At the time of writing this post, I definitively prefer the experience brought by the Bicep extension. Overall, writing Bicep code is very nice: the intellisense is blazing fast, always relevant, it never gets in the way of my “flow”, it just works flawlessly. And renaming elements is supported !
I really hope the Terraform extension will reach this level as currently I feel that I need to manually trigger a snippet to get some intellisense, and it often feels like it show a list of keywords without considering the context.

Also, it’s a personal preference but as both syntax are similar, and Bicep’s is strongly inspired by Terraform’s, I find Bicep’s syntax easier to read, more elegant and minimalistic.

Tooling

The wide use and open-source (initially at least 😏) nature of Terraform have made the community build many tools over the years: Checkov or Terrascan for compliance, terraform-docs for generating module documentation, Infracost for FinOps, and even Carbonifer to estimate the carbon footprint of your changes !

As Bicep is Azure-only, less tools have been built around its usage. I have already used Template Analyzer who works for ARM templates and Bicep files.

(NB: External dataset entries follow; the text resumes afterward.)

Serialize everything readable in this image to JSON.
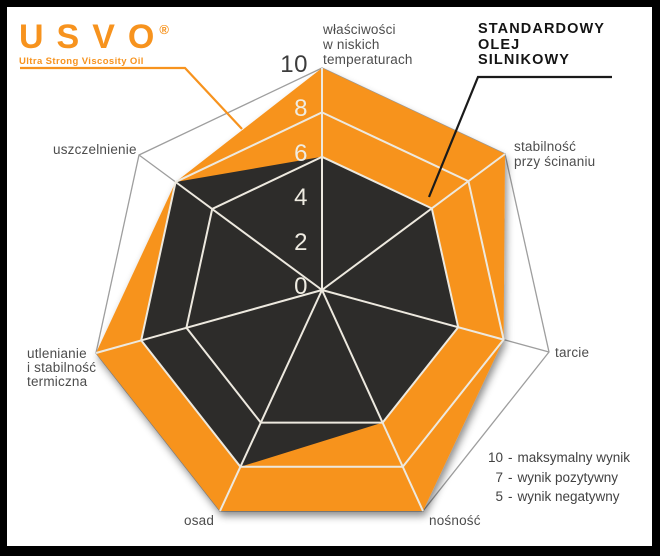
{
  "page": {
    "background": "#ffffff",
    "frame_color": "#000000"
  },
  "logo": {
    "title": "USVO",
    "registered": "®",
    "subtitle": "Ultra Strong Viscosity Oil",
    "color": "#F7931E"
  },
  "standard_callout": {
    "text": "STANDARDOWY\nOLEJ\nSILNIKOWY"
  },
  "chart_data": {
    "type": "radar",
    "axes": [
      "właściwości w niskich temperaturach",
      "stabilność przy ścinaniu",
      "tarcie",
      "nośność",
      "osad",
      "utlenianie i stabilność termiczna",
      "uszczelnienie"
    ],
    "axis_labels_display": [
      {
        "text": "właściwości\nw niskich\ntemperaturach"
      },
      {
        "text": "stabilność\nprzy ścinaniu"
      },
      {
        "text": "tarcie"
      },
      {
        "text": "nośność"
      },
      {
        "text": "osad"
      },
      {
        "text": "utlenianie\ni stabilność\ntermiczna"
      },
      {
        "text": "uszczelnienie"
      }
    ],
    "scale": {
      "min": 0,
      "max": 10,
      "ticks": [
        10,
        8,
        6,
        4,
        2,
        0
      ],
      "grid_rings": [
        6,
        8,
        10
      ]
    },
    "series": [
      {
        "name": "USVO",
        "color": "#F7931E",
        "values": [
          10,
          10,
          8,
          10,
          10,
          10,
          8
        ]
      },
      {
        "name": "STANDARDOWY OLEJ SILNIKOWY",
        "color": "#2D2C2A",
        "values": [
          6,
          6,
          6,
          6,
          8,
          8,
          8
        ]
      }
    ],
    "legend_separator": "-",
    "legend": [
      {
        "score": "10",
        "desc": "maksymalny wynik"
      },
      {
        "score": "7",
        "desc": "wynik pozytywny"
      },
      {
        "score": "5",
        "desc": "wynik negatywny"
      }
    ]
  },
  "colors": {
    "grid_light": "#EDE9DF",
    "grid_gray": "#9E9E9E",
    "label_gray": "#4d4d4d",
    "tick_light": "#EFECE2",
    "tick_dark": "#3C3C3C",
    "callout_black": "#1a1a1a"
  }
}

Also Bicep comes with a built-in linter who checks for best practices and coding standard violations at compile time and while editing in VS Code.

Support of new Azure services or features at launch

This is something that comes often when comparing Terraform and Bicep:

If you want first day support for new services and features, you better have to use Bicep over Terraform.

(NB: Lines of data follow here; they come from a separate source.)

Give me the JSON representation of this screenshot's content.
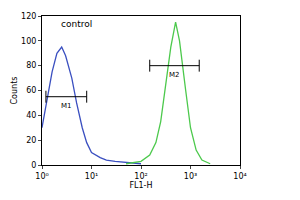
{
  "chart_data": {
    "type": "line",
    "log": "x",
    "x_label": "FL1-H",
    "y_label": "Counts",
    "xlim": [
      1,
      10000
    ],
    "xticks": [
      {
        "value": 1,
        "label": "10⁰"
      },
      {
        "value": 10,
        "label": "10¹"
      },
      {
        "value": 100,
        "label": "10²"
      },
      {
        "value": 1000,
        "label": "10³"
      },
      {
        "value": 10000,
        "label": "10⁴"
      }
    ],
    "ylim": [
      0,
      120
    ],
    "yticks": [
      0,
      20,
      40,
      60,
      80,
      100,
      120
    ],
    "grid": false,
    "series": [
      {
        "color": "#3a4fc0",
        "x": [
          1,
          1.3,
          1.6,
          2,
          2.5,
          3,
          4,
          5,
          6.5,
          8,
          10,
          15,
          20,
          30,
          50,
          100
        ],
        "values": [
          30,
          55,
          75,
          90,
          95,
          88,
          70,
          50,
          30,
          18,
          10,
          6,
          4,
          3,
          2,
          1
        ]
      },
      {
        "color": "#4cc94c",
        "x": [
          50,
          100,
          150,
          200,
          250,
          300,
          400,
          500,
          600,
          800,
          1000,
          1300,
          1700,
          2500
        ],
        "values": [
          1,
          3,
          8,
          18,
          35,
          60,
          95,
          115,
          100,
          60,
          30,
          12,
          4,
          1
        ]
      }
    ],
    "gates": [
      {
        "label": "M1",
        "x": [
          1.2,
          8
        ],
        "y": 55
      },
      {
        "label": "M2",
        "x": [
          150,
          1500
        ],
        "y": 80
      }
    ],
    "annotations": [
      {
        "text": "control",
        "x": 2.2,
        "y": 108
      }
    ]
  }
}
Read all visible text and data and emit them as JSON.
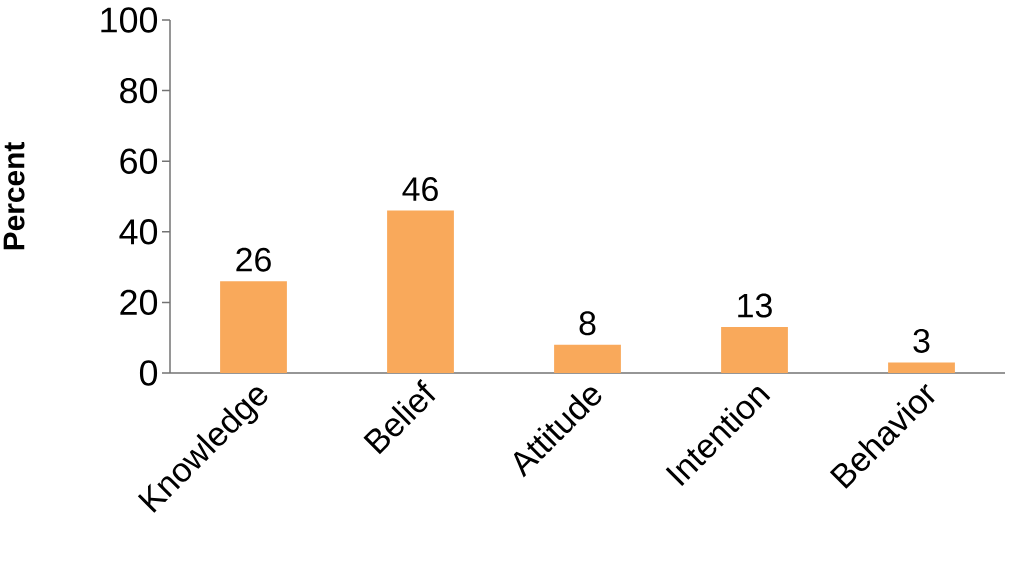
{
  "chart_data": {
    "type": "bar",
    "ylabel": "Percent",
    "categories": [
      "Knowledge",
      "Belief",
      "Attitude",
      "Intention",
      "Behavior"
    ],
    "values": [
      26,
      46,
      8,
      13,
      3
    ],
    "color": "#f9a95b",
    "ylim": [
      0,
      100
    ],
    "yticks": [
      0,
      20,
      40,
      60,
      80,
      100
    ],
    "data_labels": true
  }
}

This make sense as Bicep calls directly the ARM API, and Terraform requires its azurerm provider to be updated accordingly. The best example of this is Azure Container Apps, their support in the Terraform provider took months after the service went GA (General Availability).

This statement was surely true a few years ago, now it’s much less obvious as a new service has to be supported in the Terraform azurerm provider to be GA in Azure (it has been announced at Build 2023 in this session).
Also the AzApi provider is a good alternative for services not already supported by the provider, much better than using provisioners. So even if you need to use a feature that is not supported by the provider yet, you should be able to work around that quite easily before proper support is added.

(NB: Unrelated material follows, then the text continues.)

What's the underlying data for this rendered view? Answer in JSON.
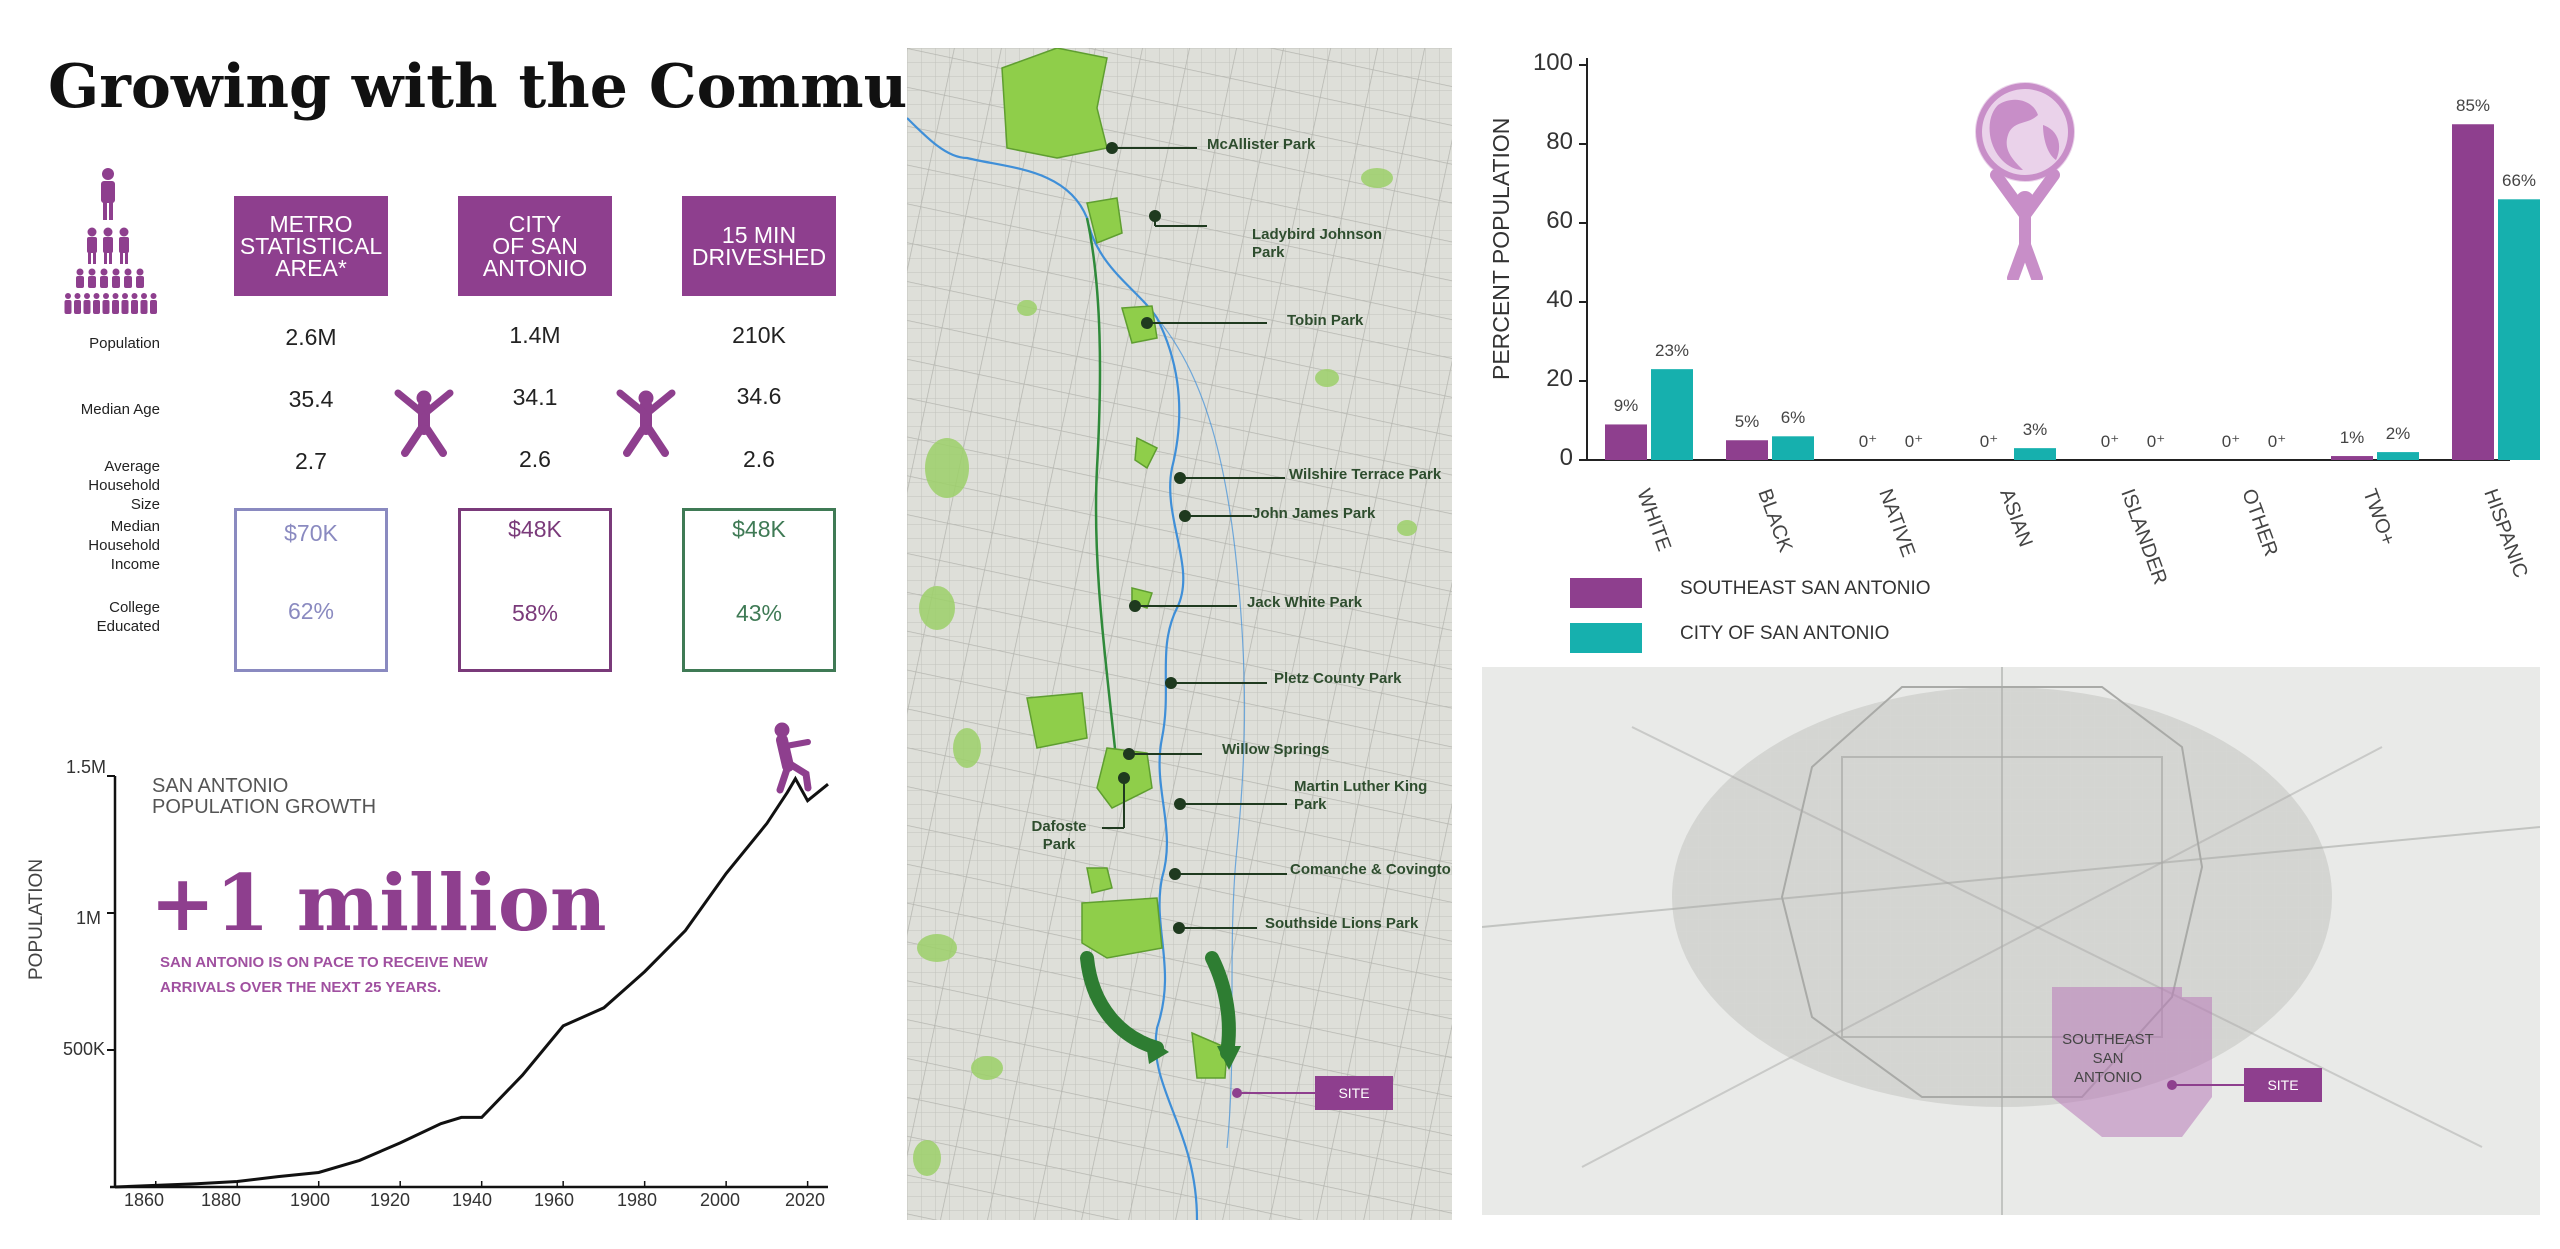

I also like to bring a counter-example to this statement: the static website feature of storage accounts. It’s not a new feature at all, but it’s still not supported by ARM templates, thus not by Bicep. You have to use Azure CLI to enable or disable it, this means using a deployment script in Bicep.
The azurerm Terraform providers works around that limitation so that this feature is natively supported.

GitHub repository !

Speaking about static websites in Azure storage accounts, I have prepared this repository that shows how to create one both in Bicep and Terraform.
Initially it was for a talk on this very same topic, you can check it out, compare both usage and mess up with the code !

Wrapping up

Let’s finish this long article by making a choice between the two. Personally, at the time of writing this, Terraform is my go-to IaC solution. I have seen comments stating that Terraform has won the “IaC war”, and I guess it’s true for now: the integration with many tools and a the ability to destroy resources removed from the code are hard to beat.

I also think that Bicep strongly deserves more than a look. From what I have also seen in the Bicep’s repo, the people building it are brilliant, and I’m quite amazed on how they achieve to make the language evolve, considering it’s built on ARM template foundations.
I guess they believe in what they do and have good reasons to do so: it’s a well designed language and big upcoming features could become game changers: deployment stacks for resource lifecycle, and extensibility is also in public preview (check the docs and my post for MS Graph and this page for Kubernetes).

For some use-cases I’ll choose Bicep over Terraform, for instance small projects/customers (especially if no one will do IaC when I’ll leave) or chicken and eggs problems (like provisioning the storage account holding Terraform’s state).
For the rest, I’ll stick with Terraform as it keeps people from using the portal too much and generally, it scales better… for now 😏

This post is licensed under CC BY 4.0 by the author.